This week’s post is about writing (again), editing, and wasting time.
Apart from a few outstanding changes I’m going to tackle today, my board paper is pretty much done. There was a very stressful hour where my supervisor suggested I save the huge Mass Observation section for later and submit the bits of the chapter that weren’t there, but I explained that I hadn’t actually written them yet and I wouldn’t be comfortable submitting 6,000ish words knocked out in 4 days (including a weekend) under duress and without being able to run them past him. Phew! Besides, I really want feedback on the Mass Observation stuff. Besides it having taken ages, I’m going to give a talk on it at a mini conference in a couple of weeks.
So I’ve actually gone straight back into the writing breach, first to write an abstract (which I was sending to my friend so no pressure BUT STILL), and then to actually write the talk. I need at least 20 minutes, and so far I have 10 minutes and 30 seconds. I was quite surprised when I wrote loads of words, then read them out to realise how little time they took up. I think I will fill the time okay in the end, but it was a scary moment. I even deliberately make myself talk slowly because I know I naturally talk quickly, but I still seem to say about 200 words a minute, which seems like a hell of a lot. How the hell do people manage to fill an hour’s lecture slot?!

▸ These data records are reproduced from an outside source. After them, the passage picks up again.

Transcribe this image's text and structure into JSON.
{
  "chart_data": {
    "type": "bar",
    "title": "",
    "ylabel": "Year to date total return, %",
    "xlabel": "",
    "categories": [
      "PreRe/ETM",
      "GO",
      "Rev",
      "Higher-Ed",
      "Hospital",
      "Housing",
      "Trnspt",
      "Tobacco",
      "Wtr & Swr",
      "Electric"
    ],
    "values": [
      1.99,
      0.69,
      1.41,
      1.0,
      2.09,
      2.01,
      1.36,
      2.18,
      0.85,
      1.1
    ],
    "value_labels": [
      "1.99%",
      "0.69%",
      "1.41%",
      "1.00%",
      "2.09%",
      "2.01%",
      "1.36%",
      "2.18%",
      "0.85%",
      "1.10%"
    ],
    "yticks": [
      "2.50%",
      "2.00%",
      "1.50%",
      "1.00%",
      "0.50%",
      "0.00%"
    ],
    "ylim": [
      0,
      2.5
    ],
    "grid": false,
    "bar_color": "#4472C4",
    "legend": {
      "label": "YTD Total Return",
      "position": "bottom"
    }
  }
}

But I’ve actually found the talk-writing process okay overall. It’s a lot easier than writing a journal article as you don’t have to fiddle with references quite so much, and you get to take lots of breaks to practice and see how long a section takes to say out loud, so you’re not just writing solidly. Then there’s the knowledge that you don’t have to be judged by referees. I also really think people will be interested in what I have to say, which helps.
As for editing, luckily most of the things I’ve had to do are minor - a few autobiographical details here, a clarifying statement there. I need to read up on a couple of things, which I usually quite enjoy, so long as I have an idea of exactly what I’m looking for. I think the biggest challenge is going to be adding in a reference to ‘the political theories of Sir Robert Filmer’, who I’ve never actually heard of before. I hope there’s some sort of ‘Sir Robert Filmer for Dummies’ book. It doesn’t help that I think the library is closing early today because of unofficial end-of-term celebrations - which I’m going to, but argh. I think my least favourite kind of editing is having to move things about because it can send my footnotes into confusion, not to mention bits where I’ve put ‘as mentioned earlier’ or ‘this will be further examined later’. I don’t have to do that yet, but I can see it in my future.

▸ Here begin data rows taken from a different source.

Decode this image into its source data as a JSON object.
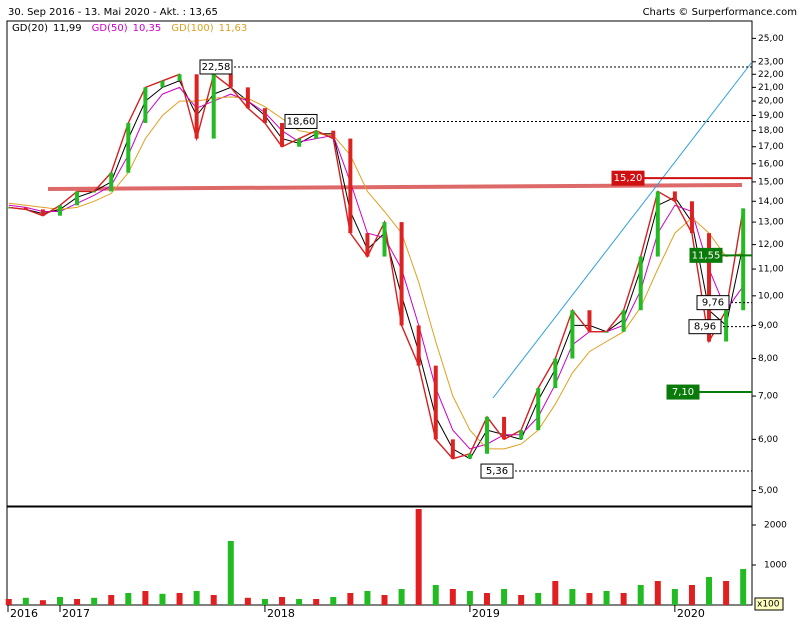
{
  "header": {
    "range": "30. Sep 2016 - 13. Mai 2020 - Akt. : 13,65",
    "source": "Charts © Surperformance.com"
  },
  "chart_data": [
    {
      "type": "line",
      "log_scale": true,
      "color": "#d42020",
      "categories": [
        "2016",
        null,
        null,
        "2017",
        null,
        null,
        null,
        null,
        null,
        null,
        null,
        null,
        null,
        null,
        null,
        "2018",
        null,
        null,
        null,
        null,
        null,
        null,
        null,
        null,
        null,
        null,
        null,
        "2019",
        null,
        null,
        null,
        null,
        null,
        null,
        null,
        null,
        null,
        null,
        null,
        "2020",
        null,
        null,
        null,
        null
      ],
      "values": [
        13.7,
        13.6,
        13.3,
        13.8,
        14.5,
        14.5,
        15.5,
        18.5,
        21,
        21.5,
        22,
        17.5,
        22,
        21,
        19.5,
        18.5,
        17,
        17.5,
        18,
        17.5,
        12.5,
        11.5,
        13,
        9,
        7.8,
        6,
        5.6,
        5.7,
        6.5,
        6,
        6.2,
        7.2,
        8,
        9.5,
        8.8,
        8.8,
        9.5,
        11.5,
        14.5,
        14,
        12.5,
        8.5,
        9.5,
        13.65
      ],
      "series": [
        {
          "name": "GD(20)",
          "label": "11,99",
          "color": "#000000",
          "values": [
            13.7,
            13.6,
            13.4,
            13.6,
            14.2,
            14.5,
            15,
            17.5,
            20,
            21,
            21.5,
            19,
            20.5,
            21,
            20,
            19,
            17.5,
            17.2,
            17.8,
            17.8,
            13.5,
            11.8,
            12.5,
            10,
            8.2,
            6.5,
            5.8,
            5.6,
            6.2,
            6.1,
            6,
            6.9,
            7.7,
            9,
            9,
            8.8,
            9.2,
            11,
            13.8,
            14.2,
            13,
            9.5,
            9,
            11.99
          ]
        },
        {
          "name": "GD(50)",
          "label": "10,35",
          "color": "#cc00cc",
          "values": [
            13.8,
            13.7,
            13.5,
            13.5,
            13.9,
            14.3,
            14.8,
            16.5,
            19,
            20.5,
            21,
            19.5,
            20,
            20.5,
            20,
            19.2,
            18,
            17.3,
            17.5,
            17.7,
            15,
            12.5,
            12.3,
            11,
            9,
            7.2,
            6.2,
            5.8,
            5.9,
            6.1,
            6.1,
            6.5,
            7.3,
            8.4,
            8.8,
            8.8,
            9,
            10.2,
            12.5,
            13.8,
            13.5,
            11,
            9.5,
            10.35
          ]
        },
        {
          "name": "GD(100)",
          "label": "11,63",
          "color": "#e0a020",
          "values": [
            13.9,
            13.8,
            13.7,
            13.6,
            13.7,
            14,
            14.4,
            15.5,
            17.5,
            19,
            20,
            20,
            20.2,
            20.3,
            20.2,
            19.6,
            18.8,
            18,
            17.8,
            17.7,
            16.5,
            14.5,
            13.5,
            12.5,
            10.5,
            8.5,
            7,
            6.2,
            5.8,
            5.8,
            5.9,
            6.2,
            6.8,
            7.6,
            8.2,
            8.5,
            8.8,
            9.6,
            11,
            12.5,
            13.2,
            12.5,
            11.5,
            11.63
          ]
        }
      ],
      "ylim": [
        4.75,
        26.5
      ],
      "yticks": [
        {
          "value": 5,
          "label": "5,00"
        },
        {
          "value": 6,
          "label": "6,00"
        },
        {
          "value": 7,
          "label": "7,00"
        },
        {
          "value": 8,
          "label": "8,00"
        },
        {
          "value": 9,
          "label": "9,00"
        },
        {
          "value": 10,
          "label": "10,00"
        },
        {
          "value": 11,
          "label": "11,00"
        },
        {
          "value": 12,
          "label": "12,00"
        },
        {
          "value": 13,
          "label": "13,00"
        },
        {
          "value": 14,
          "label": "14,00"
        },
        {
          "value": 15,
          "label": "15,00"
        },
        {
          "value": 16,
          "label": "16,00"
        },
        {
          "value": 17,
          "label": "17,00"
        },
        {
          "value": 18,
          "label": "18,00"
        },
        {
          "value": 19,
          "label": "19,00"
        },
        {
          "value": 20,
          "label": "20,00"
        },
        {
          "value": 21,
          "label": "21,00"
        },
        {
          "value": 22,
          "label": "22,00"
        },
        {
          "value": 23,
          "label": "23,00"
        },
        {
          "value": 25,
          "label": "25,00"
        }
      ],
      "levels": [
        {
          "value": 22.58,
          "label": "22,58",
          "color": "#000000"
        },
        {
          "value": 18.6,
          "label": "18,60",
          "color": "#000000"
        },
        {
          "value": 15.2,
          "label": "15,20",
          "color": "#d01010"
        },
        {
          "value": 11.55,
          "label": "11,55",
          "color": "#0a7a0a"
        },
        {
          "value": 9.76,
          "label": "9,76",
          "color": "#000000"
        },
        {
          "value": 8.96,
          "label": "8,96",
          "color": "#000000"
        },
        {
          "value": 7.1,
          "label": "7,10",
          "color": "#0a7a0a"
        },
        {
          "value": 5.36,
          "label": "5,36",
          "color": "#000000"
        }
      ]
    },
    {
      "type": "bar",
      "unit": "x100",
      "color": "#e02020",
      "values": [
        150,
        180,
        120,
        200,
        150,
        180,
        250,
        300,
        350,
        280,
        300,
        350,
        250,
        1600,
        180,
        150,
        200,
        150,
        150,
        200,
        300,
        350,
        250,
        400,
        2400,
        500,
        400,
        350,
        300,
        400,
        250,
        300,
        600,
        400,
        300,
        350,
        300,
        500,
        600,
        400,
        500,
        700,
        600,
        900
      ],
      "ylim": [
        0,
        2400
      ],
      "yticks": [
        1000,
        2000
      ]
    }
  ]
}
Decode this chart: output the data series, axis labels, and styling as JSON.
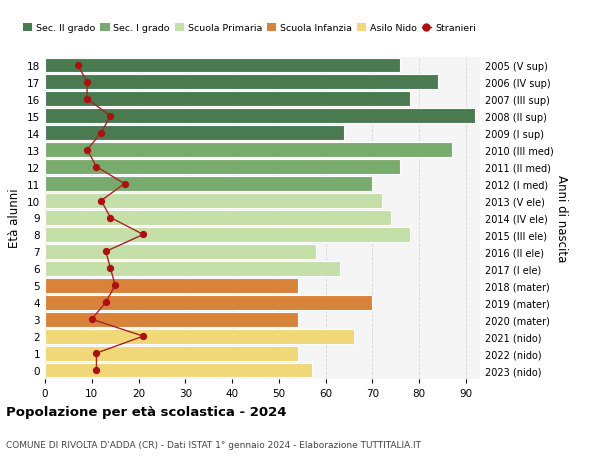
{
  "ages": [
    18,
    17,
    16,
    15,
    14,
    13,
    12,
    11,
    10,
    9,
    8,
    7,
    6,
    5,
    4,
    3,
    2,
    1,
    0
  ],
  "right_labels": [
    "2005 (V sup)",
    "2006 (IV sup)",
    "2007 (III sup)",
    "2008 (II sup)",
    "2009 (I sup)",
    "2010 (III med)",
    "2011 (II med)",
    "2012 (I med)",
    "2013 (V ele)",
    "2014 (IV ele)",
    "2015 (III ele)",
    "2016 (II ele)",
    "2017 (I ele)",
    "2018 (mater)",
    "2019 (mater)",
    "2020 (mater)",
    "2021 (nido)",
    "2022 (nido)",
    "2023 (nido)"
  ],
  "bar_values": [
    76,
    84,
    78,
    92,
    64,
    87,
    76,
    70,
    72,
    74,
    78,
    58,
    63,
    54,
    70,
    54,
    66,
    54,
    57
  ],
  "bar_colors": [
    "#4a7a50",
    "#4a7a50",
    "#4a7a50",
    "#4a7a50",
    "#4a7a50",
    "#7aab6e",
    "#7aab6e",
    "#7aab6e",
    "#c5dfa8",
    "#c5dfa8",
    "#c5dfa8",
    "#c5dfa8",
    "#c5dfa8",
    "#d9823a",
    "#d9823a",
    "#d9823a",
    "#f0d878",
    "#f0d878",
    "#f0d878"
  ],
  "stranieri_values": [
    7,
    9,
    9,
    14,
    12,
    9,
    11,
    17,
    12,
    14,
    21,
    13,
    14,
    15,
    13,
    10,
    21,
    11,
    11
  ],
  "legend_labels": [
    "Sec. II grado",
    "Sec. I grado",
    "Scuola Primaria",
    "Scuola Infanzia",
    "Asilo Nido",
    "Stranieri"
  ],
  "legend_colors": [
    "#4a7a50",
    "#7aab6e",
    "#c5dfa8",
    "#d9823a",
    "#f0d878",
    "#aa1111"
  ],
  "ylabel_left": "Età alunni",
  "ylabel_right": "Anni di nascita",
  "title": "Popolazione per età scolastica - 2024",
  "subtitle": "COMUNE DI RIVOLTA D'ADDA (CR) - Dati ISTAT 1° gennaio 2024 - Elaborazione TUTTITALIA.IT",
  "xlim": [
    0,
    93
  ],
  "xticks": [
    0,
    10,
    20,
    30,
    40,
    50,
    60,
    70,
    80,
    90
  ],
  "bg_color": "#ffffff",
  "bar_bg_color": "#f5f5f5",
  "grid_color": "#d8d8d8"
}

This week, I also met a fellow historian at the British Library and we had a chat about my work. From what we ended up talking about, it occurred to me that I could be more effective in my use of the oral histories. I’ve been transcribing whole interviews ‘just in case’, but often I can’t relate a lot of the material to only children. So I think I’m going to just take down the comments about being an only child from now on, but I hate this feeling that I’ve wasted a load of valuable research time. Even though I keep telling myself it’s an academic hazard, and indeed a hazard of many jobs - authors cut loads of stuff from their books, film-makers shoot loads of footage for only a small percentage of it to be used, bands record loads of songs only for them not to make the final cut for the album - I have this guilty, stupid feeling, like I’ve wasted valuable research time and money. But I guess I’ll be more productive from now on. And the lady I met up with came up with some other ideas that I hadn’t thought of too, yay!